“Little Sister”, film in uscita domani, il primo dell’anno, per iniziare al meglio il 2016 cinematografico, è la storia di Sachi, Yoshino e Chika: tre sorelle che vivono da sole dopo il divorzio dei genitori e l’immaturo abbandono da parte della madre.
D’un tratto alle sorelle arriva una telefonata della dipartita del padre, che da tempo viveva con un’altra famiglia. Al loro arrivo al funerale le tre sorelle scoprono la grande eredità lasciatagli dal genitore appena scomparso: la piccola sorellina Suzu Asano.
Suzu seguirà le sorelle per crescere al loro fianco, seguendo i consigli della matura Yoshino, della furba e scaltra Sachi e della umile Chika.
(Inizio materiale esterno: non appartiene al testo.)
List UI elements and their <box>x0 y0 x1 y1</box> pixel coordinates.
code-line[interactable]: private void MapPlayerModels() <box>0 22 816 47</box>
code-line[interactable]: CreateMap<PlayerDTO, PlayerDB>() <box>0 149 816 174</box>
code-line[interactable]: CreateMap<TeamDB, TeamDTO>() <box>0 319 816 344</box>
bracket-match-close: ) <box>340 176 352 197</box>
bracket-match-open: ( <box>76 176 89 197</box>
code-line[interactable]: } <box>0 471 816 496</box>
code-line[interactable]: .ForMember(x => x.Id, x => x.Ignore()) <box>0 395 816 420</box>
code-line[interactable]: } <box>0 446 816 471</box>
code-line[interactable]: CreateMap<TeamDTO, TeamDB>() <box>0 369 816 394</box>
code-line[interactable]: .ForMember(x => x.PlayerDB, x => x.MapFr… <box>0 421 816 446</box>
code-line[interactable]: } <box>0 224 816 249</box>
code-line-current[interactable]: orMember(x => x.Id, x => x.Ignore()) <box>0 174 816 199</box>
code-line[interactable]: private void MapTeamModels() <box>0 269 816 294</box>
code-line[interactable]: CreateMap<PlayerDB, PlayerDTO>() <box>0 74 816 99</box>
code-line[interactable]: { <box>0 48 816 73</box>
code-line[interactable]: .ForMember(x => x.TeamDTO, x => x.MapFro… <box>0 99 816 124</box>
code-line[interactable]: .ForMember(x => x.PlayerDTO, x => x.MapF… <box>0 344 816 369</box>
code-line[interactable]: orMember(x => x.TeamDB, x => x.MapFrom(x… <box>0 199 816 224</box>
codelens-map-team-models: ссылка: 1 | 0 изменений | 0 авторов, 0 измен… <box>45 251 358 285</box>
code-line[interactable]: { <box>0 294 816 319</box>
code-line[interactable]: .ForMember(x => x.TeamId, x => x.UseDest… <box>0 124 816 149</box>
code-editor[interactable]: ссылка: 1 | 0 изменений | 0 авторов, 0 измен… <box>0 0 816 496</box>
L’arrivo di questa nuova inquilina, col suo nuovo punto di vista, romperà gli schemi delle tre protagoniste facendole riflettere sulle loro rispettive vite.
Recensione del film “Little Sister”, dal 1° gennaio al cinema
Torna Hirokazu Kore-eda e tornano insieme a lui le dinamiche familiari. L’anno scorso arrivava in Italia il suo “Father and son” dove concentra il suo focus narrativo sul padre, mentre con questo nuovo film si passa ai figli, le “piccole sorelle” come recita il titolo.
Staccandosi dal passato e ponendo un artefizio narrativo, il film si apre, a contrasto col precedente, con la morte del padre e l’inizio di una nuova vita. Questo fatto così negativo permetterà alla piccola Suzu di cominciare una nuova esperienza significativa accanto alle tre sorelle.
Suzu si era sempre occupata del padre e gli era stata accanto nonostante la sua giovane età, trovandosi costretta a crescere troppo presto proprio come Yoshino, che dopo l’abbandono del padre e l’immaturo comportamento della madre dovette sostenere la crescita delle altre due sorelle.
E’ proprio lo schema delle tre protagoniste, centrale alla narrazione, che rinnova una contaminazione del cinema giapponese con quello americano, ponendo i protagonisti in uno schema ben consolidato della narrazione: una sorella matura e saggia ma che nasconde le debolezze, una bella e non molto forte caratterialmente e la più piccola chiusa in se stessa e più semplice rispetto alle altre.
Porre le donne al centro della storia e dare ai maschi un ruolo da comprimari è una scelta molto forte compiuta dal regista ed una profonda svolta col cinema del passato, sempre troppo restio a dare al genere femminile un ruolo centrale. Ulteriori segni di questo grande cambiamento li troviamo nella scelta di far integrare la piccola Suzu, grazie allo sport, al calcio, uno sport a forte connotazione maschile.
Le alte sorelle hanno tutte un lavoro e una collocazione nella società, ma le debolezze che portano con loro sono date dalla storia familiare che si portano dietro.
In sceneggiatura ha un valore chiave la frase pronunciata dalla nonna: “Il valore di una donna è pari alla quantità dei suoi segreti”, riconosce e avvalora la tesi spiegata in precedenza ed è inoltre una frase che sintetizza la trama del film.
In questa analisi familiare la regia non è aggressiva ma entra in punta di piedi rispettando nella recitazione i canoni del cinema giapponese con i suoi lunghi silenzi, trasmessi anche nel doppiaggio.
Tra le attrici emerge la nuova sorella Suzu Hirose con il ruolo più difficile del film, dove è richiesta espressività, e nonostante la giovane età (18 anni il prossimo giugno) rispetta a pieno le richieste del regista.